Victuni obtained from the Minister of Financial Institutions, Companies and Cooperatives of Quebec a general permit under the Mortmain Act (R.S.Q. 1964, c. 276), a permit which includes the following:
[TRANSLATION] …grants this corporation a general permit conferring on it the same capacity, with respect to real property, as is enjoyed by a corporation created by letters patent granted by the Minister of Financial Institutions, Companies and Cooperatives.
Additionally, the Provincial Court judge properly observed:
[TRANSLATION] …if the contract R-10 is void, as learned counsel for the respondent contends, it does not automatically follow that Victuni thereby becomes the absolute owner of the land which is the object of the contract. If the contract is void, it produces no effect and each party to the contract is restored to its prior position: Victuni recovers bond R-13 and Place Victoria land R-12.

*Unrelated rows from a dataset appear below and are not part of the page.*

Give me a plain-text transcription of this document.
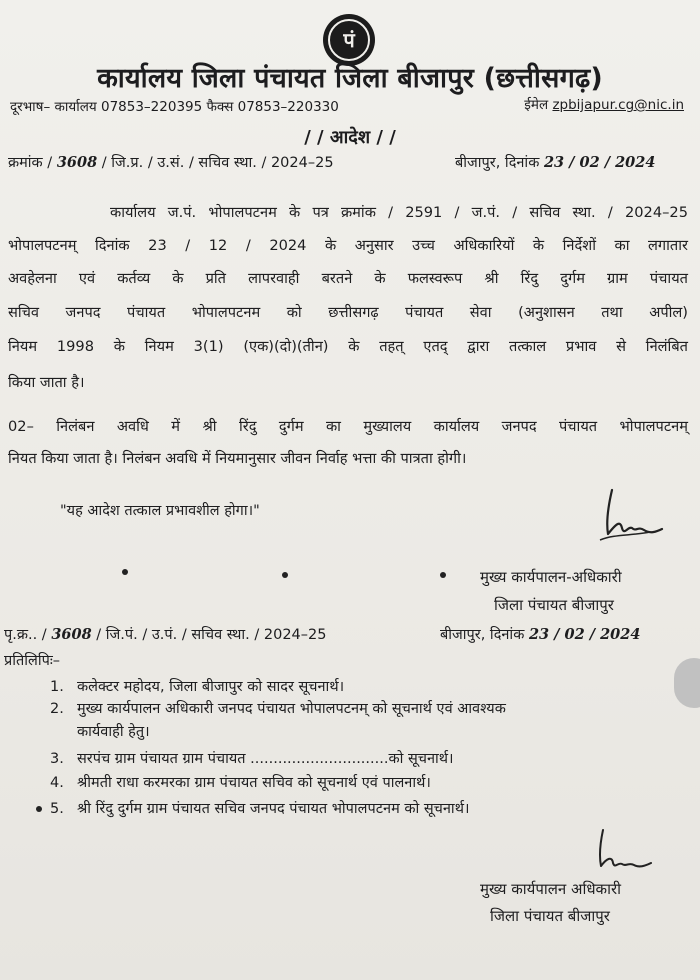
पं
कार्यालय जिला पंचायत जिला बीजापुर (छत्तीसगढ़)
दूरभाष– कार्यालय 07853–220395 फैक्स 07853–220330	ईमेल zpbijapur.cg@nic.in
/ / आदेश / /
क्रमांक / 3608 / जि.प्र. / उ.सं. / सचिव स्था. / 2024–25	बीजापुर, दिनांक 23 / 02 / 2024
कार्यालय ज.पं. भोपालपटनम के पत्र क्रमांक / 2591 / ज.पं. / सचिव स्था. / 2024–25
भोपालपटनम् दिनांक 23 / 12 / 2024 के अनुसार उच्च अधिकारियों के निर्देशों का लगातार
अवहेलना एवं कर्तव्य के प्रति लापरवाही बरतने के फलस्वरूप श्री रिंदु दुर्गम ग्राम पंचायत
सचिव जनपद पंचायत भोपालपटनम को छत्तीसगढ़ पंचायत सेवा (अनुशासन तथा अपील)
नियम 1998 के नियम 3(1) (एक)(दो)(तीन) के तहत् एतद् द्वारा तत्काल प्रभाव से निलंबित
किया जाता है।
02– निलंबन अवधि में श्री रिंदु दुर्गम का मुख्यालय कार्यालय जनपद पंचायत भोपालपटनम्
नियत किया जाता है। निलंबन अवधि में नियमानुसार जीवन निर्वाह भत्ता की पात्रता होगी।
"यह आदेश तत्काल प्रभावशील होगा।"
मुख्य कार्यपालन-अधिकारी
जिला पंचायत बीजापुर
पृ.क्र.. / 3608 / जि.पं. / उ.पं. / सचिव स्था. / 2024–25	बीजापुर, दिनांक 23 / 02 / 2024
प्रतिलिपिः–
1. कलेक्टर महोदय, जिला बीजापुर को सादर सूचनार्थ।
2. मुख्य कार्यपालन अधिकारी जनपद पंचायत भोपालपटनम् को सूचनार्थ एवं आवश्यक
कार्यवाही हेतु।
3. सरपंच ग्राम पंचायत ग्राम पंचायत ..............................को सूचनार्थ।
4. श्रीमती राधा करमरका ग्राम पंचायत सचिव को सूचनार्थ एवं पालनार्थ।
5. श्री रिंदु दुर्गम ग्राम पंचायत सचिव जनपद पंचायत भोपालपटनम को सूचनार्थ।
मुख्य कार्यपालन अधिकारी
जिला पंचायत बीजापुर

On the whole, I conclude that the appeal should be allowed, the judgment of the Court of Appeal set aside and the judgment of the Provincial Court restored with costs throughout against respondent.
[Page 587]
Appeal allowed with costs.
Solicitors for the appellant: Martineau, Walker, Allison, Beaulieu, Mackell & Clermont, Montreal.
Solicitors for the respondent: St-Jean, Desruisseaux & Associates, Montreal.